In this book on the Lordship debate, Smith sides very decidedly with those who rightly contend that salvation consists of nothing less than receiving Jesus as Savior and Lord. The argument is set forth in a clear and engaging style with an ample number of anecdotes and helpful illustrations. Despite an occasional theological imprecision (such as the relationship of regeneration to faith, p. 44), this book can be commended for use among those who need an easily read presentation on the Lordship of Christ.
It is really wonderful to see Broadman Press publishing Boyce, Dagg, Spurgeon, et al. “Thank you” to Bailey Smith for making it happen.
The Doctrine of the Bible by David Dockery; 1991, 155 pp. Convention Press, $4.95
Reviewed by Thomas Ascol
Anyone who takes up the challenge to write a book on the authority of the Bible for Southern Baptists at this stage in denominational history must have generous amounts of both courage and diplomacy. The former is needed because the politically charged atmosphere guarantees that many will automatically discount such an effort based upon which “side” the book appears to be advocating. The latter is required to gain a hearing from those who are skeptical about the centrality of biblical authority to the political struggles in the SBC over the last 13 years.
David Dockery passes muster on both counts. The new Dean of Theology at Southern Baptist Theological Seminary has produced a book that receives high marks from outspoken proponents of both the “conservative” and “moderate” ends of the spectrum. It is the study course book for the 1992 SBC doctrinal study.
Determined to avoid technical discussions, Dockery writes for the church member in the pew.
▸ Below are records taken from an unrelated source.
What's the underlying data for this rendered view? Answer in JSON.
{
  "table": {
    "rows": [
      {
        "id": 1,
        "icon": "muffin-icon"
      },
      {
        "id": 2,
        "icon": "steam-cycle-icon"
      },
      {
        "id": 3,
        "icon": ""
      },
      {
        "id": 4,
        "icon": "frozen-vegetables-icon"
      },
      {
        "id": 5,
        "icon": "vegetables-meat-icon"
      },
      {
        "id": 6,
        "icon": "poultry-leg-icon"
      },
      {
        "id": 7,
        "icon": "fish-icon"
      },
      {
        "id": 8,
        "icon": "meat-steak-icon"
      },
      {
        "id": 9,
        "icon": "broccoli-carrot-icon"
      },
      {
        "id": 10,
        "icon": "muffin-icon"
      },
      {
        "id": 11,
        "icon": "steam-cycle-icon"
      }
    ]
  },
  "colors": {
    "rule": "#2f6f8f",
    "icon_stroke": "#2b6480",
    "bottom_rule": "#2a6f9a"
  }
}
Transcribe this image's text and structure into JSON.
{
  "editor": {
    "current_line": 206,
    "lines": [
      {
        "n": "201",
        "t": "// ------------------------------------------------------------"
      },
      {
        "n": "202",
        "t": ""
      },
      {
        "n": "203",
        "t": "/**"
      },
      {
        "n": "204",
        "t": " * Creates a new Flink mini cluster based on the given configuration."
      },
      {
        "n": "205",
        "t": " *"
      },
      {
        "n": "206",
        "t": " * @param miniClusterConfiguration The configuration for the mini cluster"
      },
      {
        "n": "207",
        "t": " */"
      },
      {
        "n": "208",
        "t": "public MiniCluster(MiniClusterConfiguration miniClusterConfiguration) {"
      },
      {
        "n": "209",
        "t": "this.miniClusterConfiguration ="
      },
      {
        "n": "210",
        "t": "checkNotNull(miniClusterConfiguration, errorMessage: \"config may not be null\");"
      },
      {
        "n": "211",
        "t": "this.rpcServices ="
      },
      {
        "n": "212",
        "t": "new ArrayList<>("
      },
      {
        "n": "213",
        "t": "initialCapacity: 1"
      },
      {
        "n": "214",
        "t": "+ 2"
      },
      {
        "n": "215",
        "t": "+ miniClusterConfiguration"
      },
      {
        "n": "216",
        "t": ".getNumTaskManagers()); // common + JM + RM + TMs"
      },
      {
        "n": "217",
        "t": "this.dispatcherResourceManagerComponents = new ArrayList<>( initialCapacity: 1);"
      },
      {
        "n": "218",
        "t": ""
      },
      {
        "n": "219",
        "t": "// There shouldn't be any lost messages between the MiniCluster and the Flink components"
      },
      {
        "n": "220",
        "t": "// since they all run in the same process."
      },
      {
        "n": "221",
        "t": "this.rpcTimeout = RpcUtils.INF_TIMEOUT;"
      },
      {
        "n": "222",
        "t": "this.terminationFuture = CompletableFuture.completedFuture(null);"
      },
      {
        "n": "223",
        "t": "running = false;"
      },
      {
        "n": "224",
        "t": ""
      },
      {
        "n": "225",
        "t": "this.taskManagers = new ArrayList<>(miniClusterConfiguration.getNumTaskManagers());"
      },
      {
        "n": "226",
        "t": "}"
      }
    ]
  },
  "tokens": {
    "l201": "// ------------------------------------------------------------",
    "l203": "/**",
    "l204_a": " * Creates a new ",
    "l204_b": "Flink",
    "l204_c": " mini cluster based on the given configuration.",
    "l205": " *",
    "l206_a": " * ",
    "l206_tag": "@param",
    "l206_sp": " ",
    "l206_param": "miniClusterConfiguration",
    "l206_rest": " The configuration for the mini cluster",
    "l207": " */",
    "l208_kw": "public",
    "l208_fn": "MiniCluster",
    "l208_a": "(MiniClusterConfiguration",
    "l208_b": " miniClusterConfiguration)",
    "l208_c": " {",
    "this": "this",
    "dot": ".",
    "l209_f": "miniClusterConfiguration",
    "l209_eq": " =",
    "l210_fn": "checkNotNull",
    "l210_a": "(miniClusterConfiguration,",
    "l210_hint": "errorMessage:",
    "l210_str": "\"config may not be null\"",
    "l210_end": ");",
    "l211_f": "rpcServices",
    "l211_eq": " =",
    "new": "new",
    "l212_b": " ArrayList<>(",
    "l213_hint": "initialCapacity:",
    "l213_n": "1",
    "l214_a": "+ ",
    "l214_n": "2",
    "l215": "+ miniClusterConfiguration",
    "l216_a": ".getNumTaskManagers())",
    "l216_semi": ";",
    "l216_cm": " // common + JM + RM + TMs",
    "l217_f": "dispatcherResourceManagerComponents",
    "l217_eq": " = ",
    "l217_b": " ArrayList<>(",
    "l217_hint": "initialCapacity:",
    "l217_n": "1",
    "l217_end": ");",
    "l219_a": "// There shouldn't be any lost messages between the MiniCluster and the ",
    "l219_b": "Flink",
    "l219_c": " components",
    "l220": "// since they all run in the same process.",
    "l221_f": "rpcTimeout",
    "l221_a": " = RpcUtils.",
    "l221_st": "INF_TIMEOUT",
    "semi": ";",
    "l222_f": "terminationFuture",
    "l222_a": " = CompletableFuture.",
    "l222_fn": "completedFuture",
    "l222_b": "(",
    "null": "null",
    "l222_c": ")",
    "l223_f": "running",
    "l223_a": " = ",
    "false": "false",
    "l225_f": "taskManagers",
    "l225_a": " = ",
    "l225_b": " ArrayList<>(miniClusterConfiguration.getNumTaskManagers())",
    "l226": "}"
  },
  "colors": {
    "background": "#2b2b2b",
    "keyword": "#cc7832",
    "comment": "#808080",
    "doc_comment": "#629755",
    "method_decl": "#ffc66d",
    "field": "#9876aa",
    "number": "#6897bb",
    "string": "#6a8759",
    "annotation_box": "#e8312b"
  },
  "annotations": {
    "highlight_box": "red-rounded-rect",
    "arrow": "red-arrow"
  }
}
It is far from light reading, however, and some parts may be a real challenge for those accustomed to typical study course fare.
Revelation, inspiration, interpretation and canonicity are all treated. He identifies 6 views of inerrancy: naive, absolute, balanced, limited, functional, and “errant but authoritative” (pp. 86-87). Dockery dismisses the first and sixth and warns against dangers connected with the second, fourth and fifth. Who can blame him for calling his own view (that the Bible is true in all it affirms, “to the degree of precision intended by the writer” [p. 86]) “balanced”?
Among the books cited in the footnotes and bibliography there is an unfortunate oversight of the watershed writings of Warfield as well as the significant book by Southern Baptists Bush and Nettles (Baptists and the Bible). Early SBC leader Basil Manly (The Doctrine of Inspiration), however, is mentioned along with J. P. Boyce, J. A. Broadus, B. H. Carroll, A. T. Robertson, George Truett and J. M. Frost as historic Southern Baptists who affirmed inerrancy.